Но вот удивительный результат ранения: оно полностью пощадило мир его переживаний, мир его творческого энтузиазма, оно оставило полностью сохранным его личность, личность человека, гражданина, борца!
И как беззаветно он борется за восстановление своего раздробленного «беспамятного» мира! Как остро он чувствует свои огромные пробелы и свои маленькие, иногда — столь трудно ощутимые успехи. И какое яркое воображение сохранилось у него: как красочно он вспоминает свое детство, как ярко и образно описывает он леса и озера, как трогательно переживает он свои прогулки, каждую травинку, каждый цветочек...

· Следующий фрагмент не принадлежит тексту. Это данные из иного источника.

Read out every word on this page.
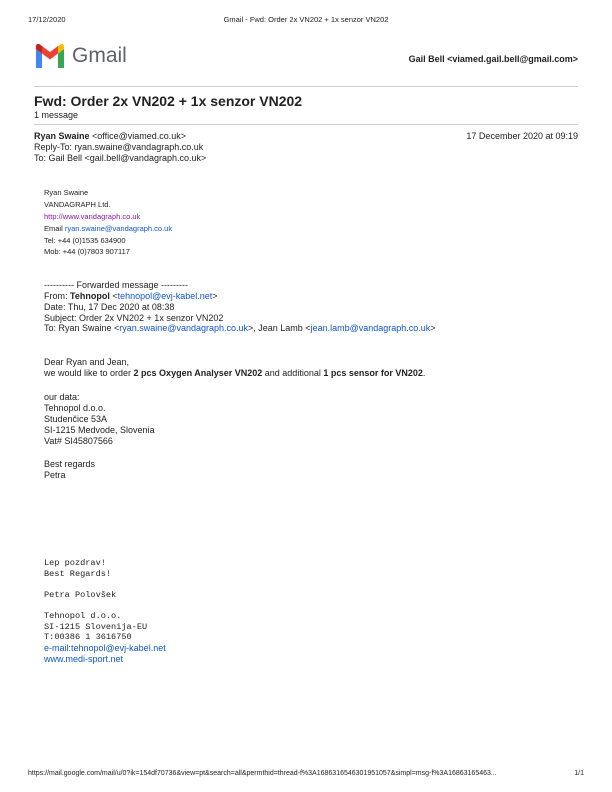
17/12/2020	Gmail - Fwd: Order 2x VN202 + 1x senzor VN202
Gmail	Gail Bell <viamed.gail.bell@gmail.com>
Fwd: Order 2x VN202 + 1x senzor VN202
1 message
Ryan Swaine <office@viamed.co.uk>	17 December 2020 at 09:19
Reply-To: ryan.swaine@vandagraph.co.uk
To: Gail Bell <gail.bell@vandagraph.co.uk>
Ryan Swaine
VANDAGRAPH Ltd.
http://www.vandagraph.co.uk
Email ryan.swaine@vandagraph.co.uk
Tel: +44 (0)1535 634900
Mob: +44 (0)7803 907117
---------- Forwarded message ---------
From: Tehnopol <tehnopol@evj-kabel.net>
Date: Thu, 17 Dec 2020 at 08:38
Subject: Order 2x VN202 + 1x senzor VN202
To: Ryan Swaine <ryan.swaine@vandagraph.co.uk>, Jean Lamb <jean.lamb@vandagraph.co.uk>
Dear Ryan and Jean,
we would like to order 2 pcs Oxygen Analyser VN202 and additional 1 pcs sensor for VN202.
our data:
Tehnopol d.o.o.
Studenčice 53A
SI-1215 Medvode, Slovenia
Vat# SI45807566
Best regards
Petra
Lep pozdrav!
Best Regards!
Petra Polovšek
Tehnopol d.o.o.
SI-1215 Slovenija-EU
T:00386 1 3616750
e-mail:tehnopol@evj-kabel.net
www.medi-sport.net
https://mail.google.com/mail/u/0?ik=154df70736&view=pt&search=all&permthid=thread-f%3A1686316546301951057&simpl=msg-f%3A16863165463...	1/1
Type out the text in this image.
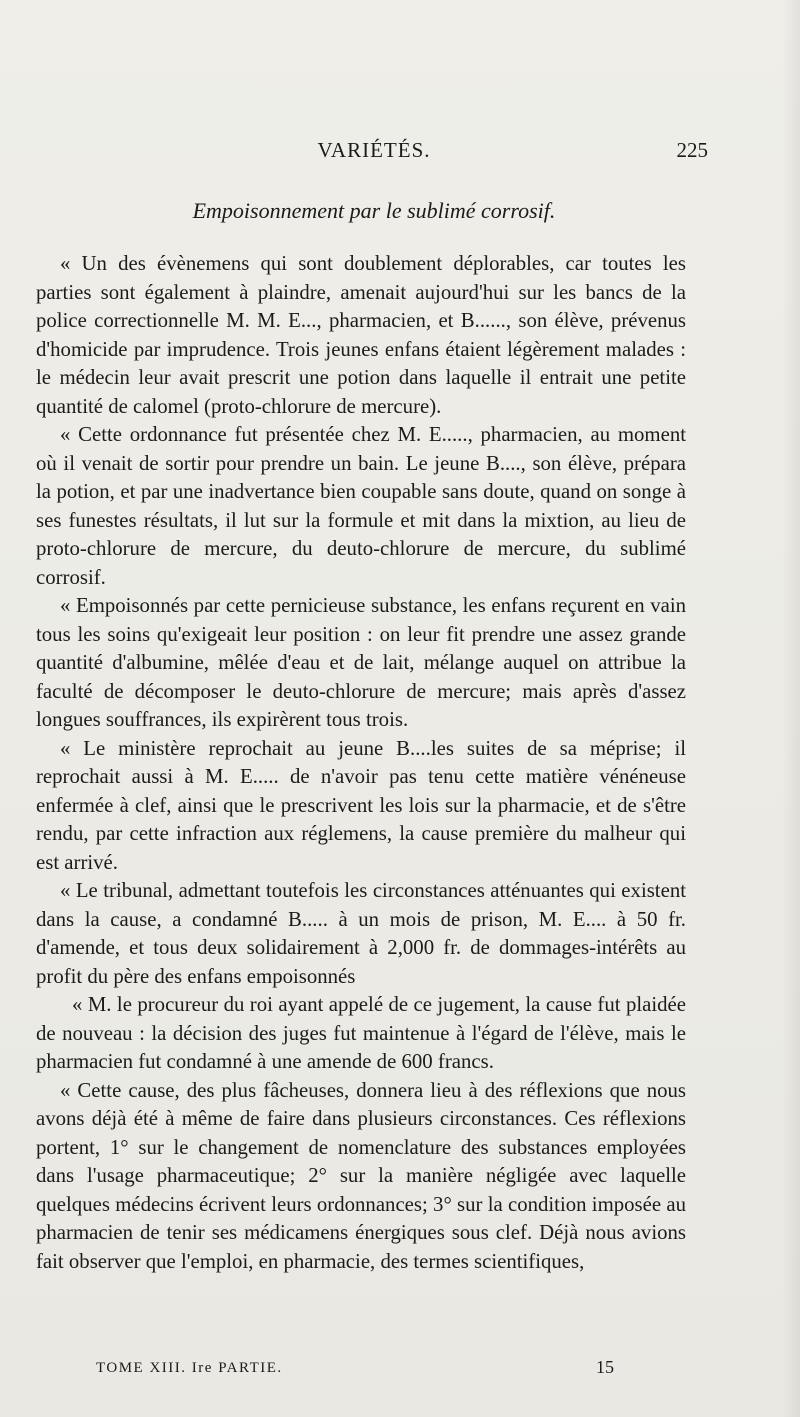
VARIÉTÉS.	225
Empoisonnement par le sublimé corrosif.

« Un des évènemens qui sont doublement déplorables, car toutes les parties sont également à plaindre, amenait aujourd'hui sur les bancs de la police correctionnelle M. M. E..., pharmacien, et B......, son élève, prévenus d'homicide par imprudence. Trois jeunes enfans étaient légèrement malades : le médecin leur avait prescrit une potion dans laquelle il entrait une petite quantité de calomel (proto-chlorure de mercure).

« Cette ordonnance fut présentée chez M. E....., pharmacien, au moment où il venait de sortir pour prendre un bain. Le jeune B...., son élève, prépara la potion, et par une inadvertance bien coupable sans doute, quand on songe à ses funestes résultats, il lut sur la formule et mit dans la mixtion, au lieu de proto-chlorure de mercure, du deuto-chlorure de mercure, du sublimé corrosif.

« Empoisonnés par cette pernicieuse substance, les enfans reçurent en vain tous les soins qu'exigeait leur position : on leur fit prendre une assez grande quantité d'albumine, mêlée d'eau et de lait, mélange auquel on attribue la faculté de décomposer le deuto-chlorure de mercure; mais après d'assez longues souffrances, ils expirèrent tous trois.

« Le ministère reprochait au jeune B....les suites de sa méprise; il reprochait aussi à M. E..... de n'avoir pas tenu cette matière vénéneuse enfermée à clef, ainsi que le prescrivent les lois sur la pharmacie, et de s'être rendu, par cette infraction aux réglemens, la cause première du malheur qui est arrivé.

« Le tribunal, admettant toutefois les circonstances atténuantes qui existent dans la cause, a condamné B..... à un mois de prison, M. E.... à 50 fr. d'amende, et tous deux solidairement à 2,000 fr. de dommages-intérêts au profit du père des enfans empoisonnés

« M. le procureur du roi ayant appelé de ce jugement, la cause fut plaidée de nouveau : la décision des juges fut maintenue à l'égard de l'élève, mais le pharmacien fut condamné à une amende de 600 francs.

« Cette cause, des plus fâcheuses, donnera lieu à des réflexions que nous avons déjà été à même de faire dans plusieurs circonstances. Ces réflexions portent, 1° sur le changement de nomenclature des substances employées dans l'usage pharmaceutique; 2° sur la manière négligée avec laquelle quelques médecins écrivent leurs ordonnances; 3° sur la condition imposée au pharmacien de tenir ses médicamens énergiques sous clef. Déjà nous avions fait observer que l'emploi, en pharmacie, des termes scientifiques,

TOME XIII. Ire PARTIE.	15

И он продолжает так же тонко чувствовать людей, воспринимая их мотивы, оценивая их поступки, вместе с ними переживая их беды и радуясь их достижениям.
Больной и лишенный «речи-памяти», он продолжает жить жизнью своей страны, он остается ее гражданином...
И вот что особенно поразительно: он, потерявший свои знания, неспособный сразу схватить значение грамматической конструкции, бессильный перед задачей быстро подсчитать в уме несколько чисел, — он сохранил удивительное по яркости эмоциональное воображение, тонкое умение представить себе людей, с их столь разнообразными мотивами и переживаниями.